社会主義が崩壊し、マルクスは死んだと思われた1990年代になって、あえてマルクスを論じるところに、デリダの反時代的な姿勢がうかがえる。本書で彼は、マルクスへの「負債」をはっきり認めている。脱構築の概念は、言説を解体することによって、その裏側にある(意識されない)意味をさぐりだすことだが、そうした方法論が初めて語られたのは、マルクスの『ルイ・ボナパルトのブリュメール18日』である。
人間は自分自身の歴史を作る。だが、思うままにではない。自分で選んだ環境のもとでではなく、すぐ目の前にある、与えられ持ち越されてきた環境のもとで作るのである。死せるすべての世代の伝統が夢魔のように生けるものの頭脳を押さえつけている。
ここで「夢魔」と訳されている言葉に、デリダは「亡霊」という意味を重ねる。人々のイデオロギーや過去の亡霊が(そうとは意識せずに)人々の言動を拘束する、というマルクスの分析は、脱構築の先駆だった。『資本論』でも、マルクスは商品の価値の「幽霊的な性格」を指摘し、商品の「物神性」を論じている。日常的には自明なモノと見える価値が、資本主義社会の生み出した幻想であり、その背後には「人と人との関係」が隠されているのだ、という議論は有名だ。

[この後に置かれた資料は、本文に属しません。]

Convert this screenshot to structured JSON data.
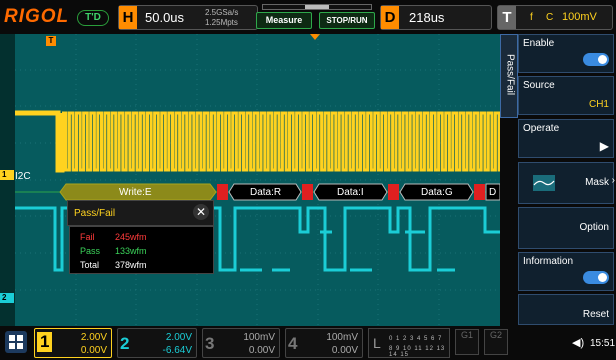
{
  "brand": {
    "logo": "RIGOL",
    "mode_badge": "T'D"
  },
  "horizontal": {
    "letter": "H",
    "timebase": "50.0us",
    "sample_rate": "2.5GSa/s",
    "memory_depth": "1.25Mpts"
  },
  "buttons": {
    "measure": "Measure",
    "stop_run": "STOP/RUN"
  },
  "delay": {
    "letter": "D",
    "value": "218us"
  },
  "trigger": {
    "letter": "T",
    "mode": "f",
    "source": "C",
    "level": "100mV"
  },
  "waveform": {
    "trigger_marker": "T",
    "decode_label": "I2C",
    "ch1_marker": "1",
    "ch2_marker": "2",
    "bus_packets": [
      "Write:E",
      "Data:R",
      "Data:I",
      "Data:G",
      "D"
    ]
  },
  "passfail": {
    "title": "Pass/Fail",
    "close": "✕",
    "rows": [
      {
        "label": "Fail",
        "value": "245wfm",
        "color": "#ff3b3b"
      },
      {
        "label": "Pass",
        "value": "133wfm",
        "color": "#3bd35a"
      },
      {
        "label": "Total",
        "value": "378wfm",
        "color": "#ffffff"
      }
    ]
  },
  "menu": {
    "tab": "Pass/Fail",
    "items": [
      {
        "label": "Enable",
        "value": ""
      },
      {
        "label": "Source",
        "value": "CH1"
      },
      {
        "label": "Operate",
        "value": "▶"
      },
      {
        "label": "",
        "value": "Mask"
      },
      {
        "label": "",
        "value": "Option"
      },
      {
        "label": "Information",
        "value": ""
      },
      {
        "label": "",
        "value": "Reset"
      }
    ]
  },
  "channels": [
    {
      "num": "1",
      "volts": "2.00V",
      "offset": "0.00V",
      "color": "#ffd21f"
    },
    {
      "num": "2",
      "volts": "2.00V",
      "offset": "-6.64V",
      "color": "#1bcdd6"
    },
    {
      "num": "3",
      "volts": "100mV",
      "offset": "0.00V",
      "color": "#777777"
    },
    {
      "num": "4",
      "volts": "100mV",
      "offset": "0.00V",
      "color": "#777777"
    }
  ],
  "logic": {
    "letter": "L",
    "row1": "0 1 2 3  4 5 6 7",
    "row2": "8 9 10 11 12 13 14 15"
  },
  "gen": [
    "G1",
    "G2"
  ],
  "status": {
    "time": "15:51",
    "speaker": "◀)"
  }
}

しかしマルクスは、こうした資本主義の「宗教的性格」を見事に分析しながら、最後には亡霊を追い払い、その本質を労働、生産、交換の物質的世界に求め、労働がその本来の価値で交換される透明な世界を「自由の国」として描く。彼はブルジョア社会の亡霊を批判しながら、最後には労働価値という実体を導き入れてしまうのだ。しかし(後にオーストリア学派が徹底的に批判したように)、こうした古典経済学以来の労働価値説こそ、亡霊にほかならない。

この批判はきわめて本質的であり、いわゆるポストモダン派によるマルクス論としては、ドゥルーズ=ガタリの『アンチ・オイディプス』と並んで、もっともすぐれたものだ。しかも新しい亡霊として、デリダがサイバースペースをあげているところは興味深い。それは本質論に解消されることのない亡霊としての亡霊であり、そこに彼のいう「新しいインターナショナル」の可能性もあるのかもしれない。

しかし、このデリダの著書の中でも最も重要な作品の一つが、日本語訳が出るまでに14年もかかった訳者の怠慢には、強く反省を求めたい。